If Mormons can do zany things these days--like be a Democrat--then I am not ashamed to admit that this year I will be participating in Lent. I announced this to Chup the other night on our way to dinner. His response follows:
"I did Lent one year. I gave up pizza (BARF) and ice cream . . . or something like that."
(It must've been life-changing for Chup.)
I think my desire to try Lent (not short for Lentils--me no likey) comes from a serious contemplation of self-denial as of late. In the past I have wrongly identified self-denial as a form of self-punishment. Much more appetizing than flagellation, and easier on the skin to be sure. But certain attempts of this type of denial have led to many following binges.
For example, I eat too many Fritos one night.
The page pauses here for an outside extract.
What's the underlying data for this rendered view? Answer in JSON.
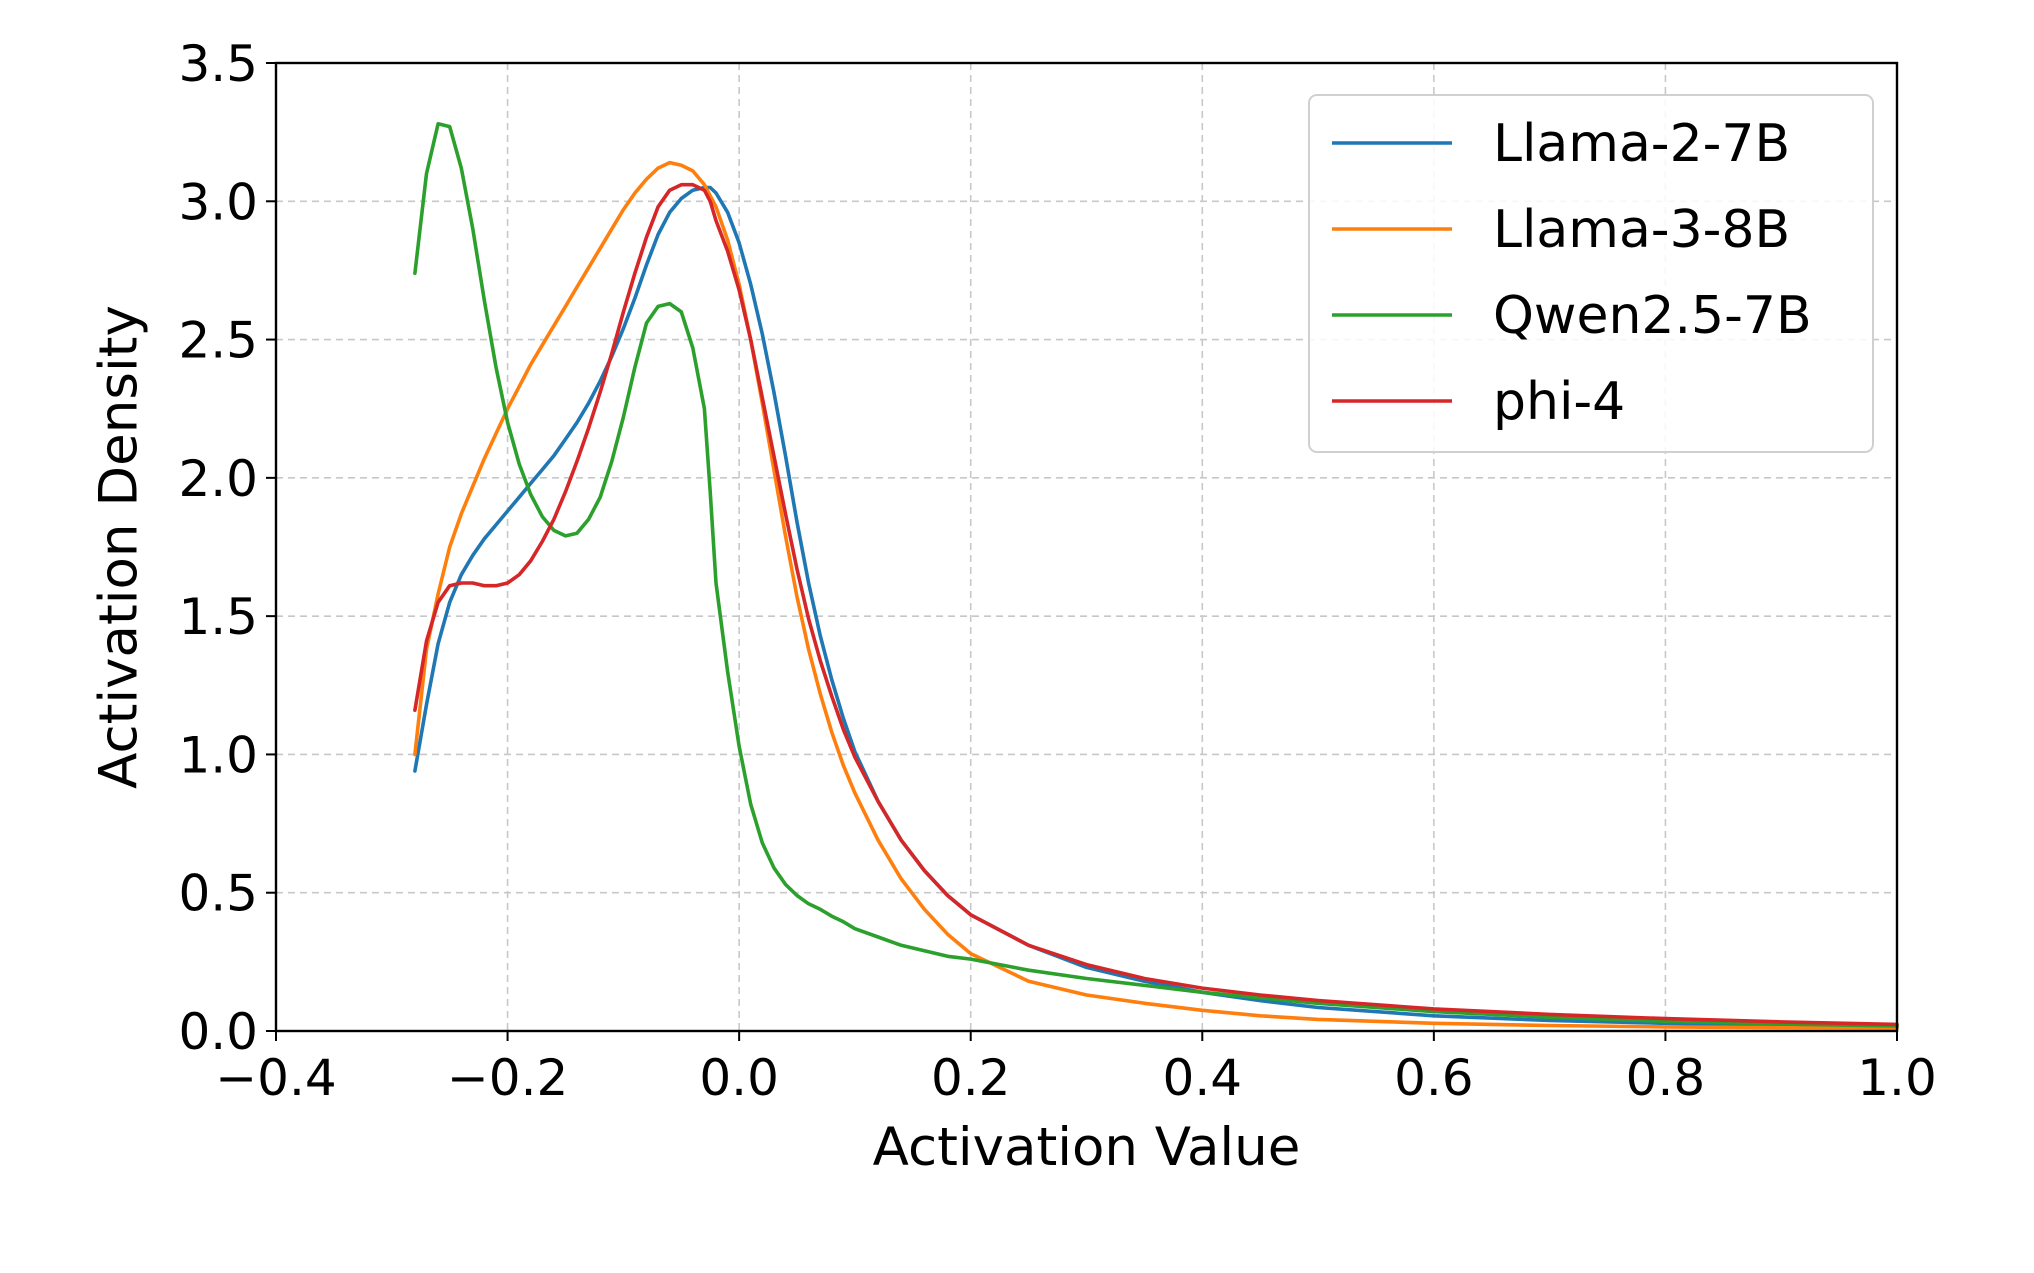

I feel sickly like I am the Anti-Moderation in All Things. I say to myself You are banned from Fritos forever. Two nights later I eat Fritos. In fact, I finish the whole crunchy, corny bag. This happens because my self-punishment has to eventually be nurtured by self-soothing. I can't punish myself into perdition. I've tried, and alas, it hath no fun.
Three years ago today I went on a fast. I gave up food for twenty-one days. A lot of people thought (still think) I was crazy, but I wanted to have that experience more than I wanted people to think I was sane. It was so worth it, I liked it even better than my whole mission.
From that experience, I learned to abstain only from what I don't want in the first place. This is self-compromise. By denying myself, I give myself what I really really really want. And most of the time it isn't about pizza or ice cream or Perez Hilton. The whole concept for me is less tangible; denying myself ignorance in order to gain intelligence.
This evening I've been thinking about Ash Wednesday--the first day of Lent--this week. What can I give up for forty days for the purpose of becoming a more enlightened person? Should I give up my apathy for yoga? Seven minutes of my morning for meditation? My afternoons to read Eat, Pray, Love?
But before all that stuff, a first time Lent-er asks: How do I celebrate Mardi Gras (in a Mormon-safe sort of way)?